# proving that change of basis matrix is invertible.

• Apr 5th 2013, 06:58 AM
Stormey
proving that change of basis matrix is invertible.
Hi guys.

Let say $\displaystyle \left [ I \right ]_{B}^{C}$ is the change of basis matrix from the base B to base C.
I need to prove that $\displaystyle \left [ I \right ]_{B}^{C}$ is invertible.

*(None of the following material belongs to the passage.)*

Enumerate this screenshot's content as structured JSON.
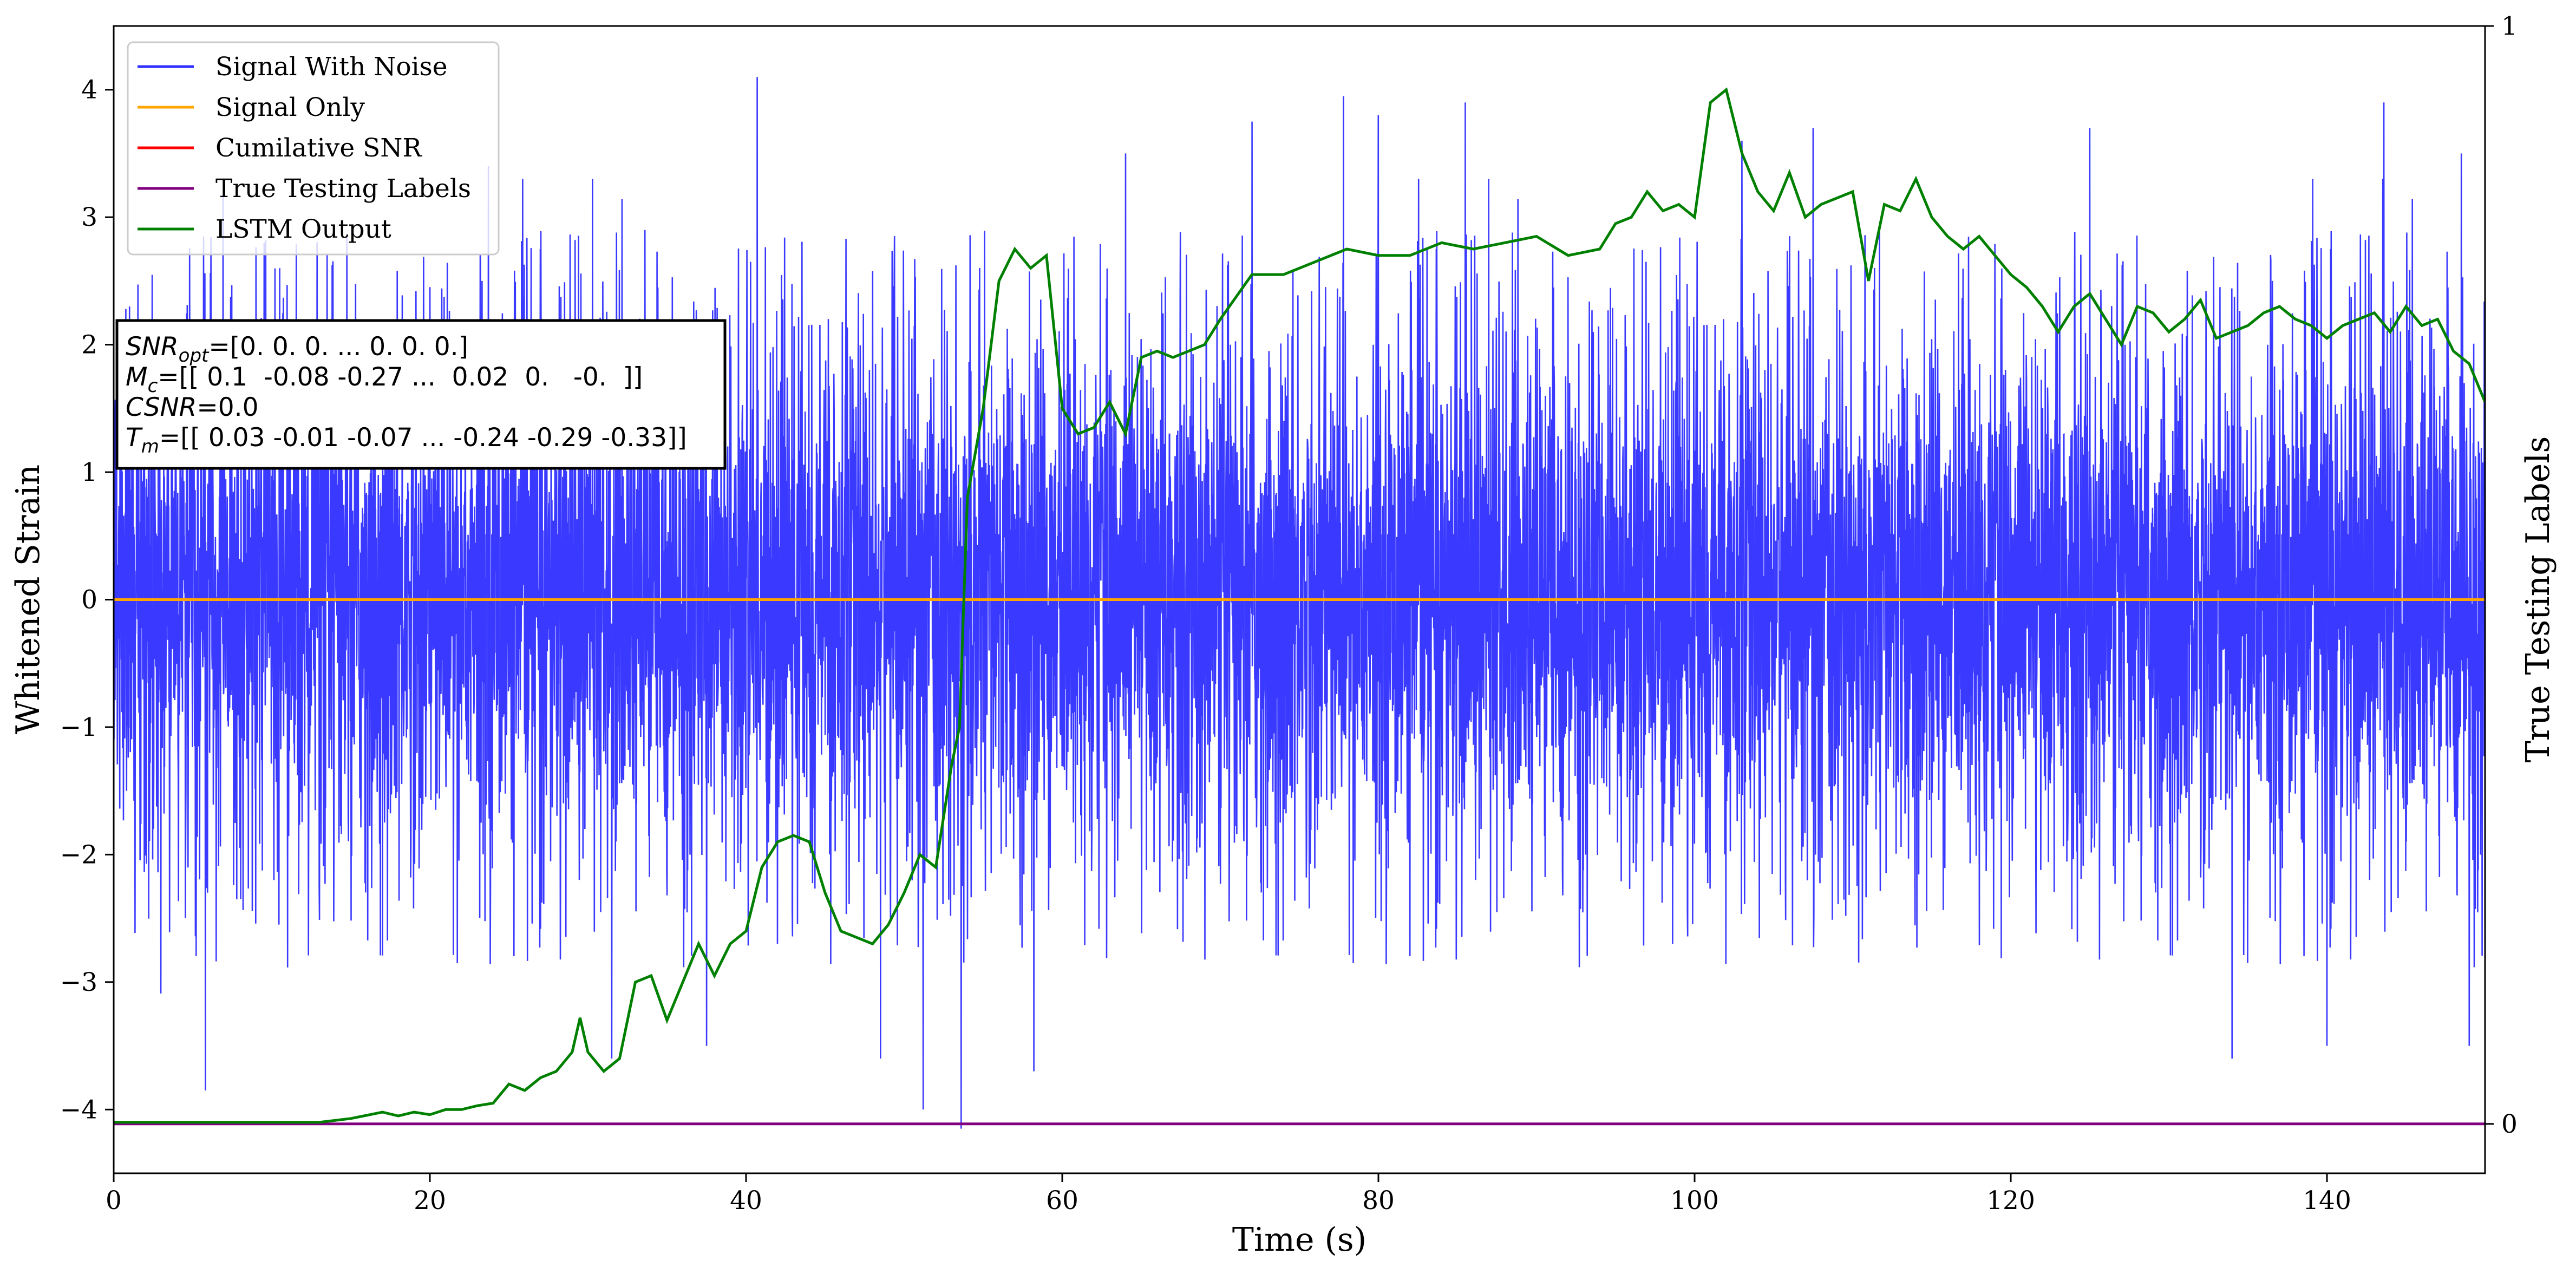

So that's what i did so far:
I defined:
$\displaystyle B=\left \{b_1, b_2,... b_n \right \}$
$\displaystyle C=\left \{c_1, c_2,... c_n \right \}$

Now I tried to define the $\displaystyle \left [ I \right ]_{B}^{C}$ matrix (and to show its columns are linear independent), but this is where it got a little complicated for me:
since $\displaystyle c_i\in V$ and B is basis for V, every vector $\displaystyle c_i\in C$ can be represented as a linear combination of B's vectors:

$\displaystyle c_1=\beta_{11} b_1+\beta_{12} b_2+...+\beta_{1n} b_n$
$\displaystyle c_2=\beta_{21} b_1+\beta_{22} b_2+...+\beta_{2n} b_n$
.
.
.
$\displaystyle c_n=\beta_{n1} b_1+\beta_{n2} b_2+...+\beta_{nn} b_n$

and then, these equation can be written as:

$\displaystyle \begin{bmatrix}c_1\\c_2\\.\\.\\.\\c_n\end{bmatrix} =\begin{bmatrix}\beta_{11} & \beta_{12} & . & . & . & \beta_{1n}\\\beta_{21} & \beta_{22} & . & . & . & \beta_{2n}\\. & . & & & & .\\. & . & & & & .\\. & . & & & & .\\\beta_{n1} & \beta_{n2} & . & . & . & \beta_{nn}\end{bmatrix}\begin{bmatrix}b_1\\ b_2\\ .\\ .\\ .\\ b_n\end{bmatrix}$

Now, where is this change of basis matrix?
Is it the matrix with the $\displaystyle \beta_{ij}$ entries?
Am I even writing it correctly?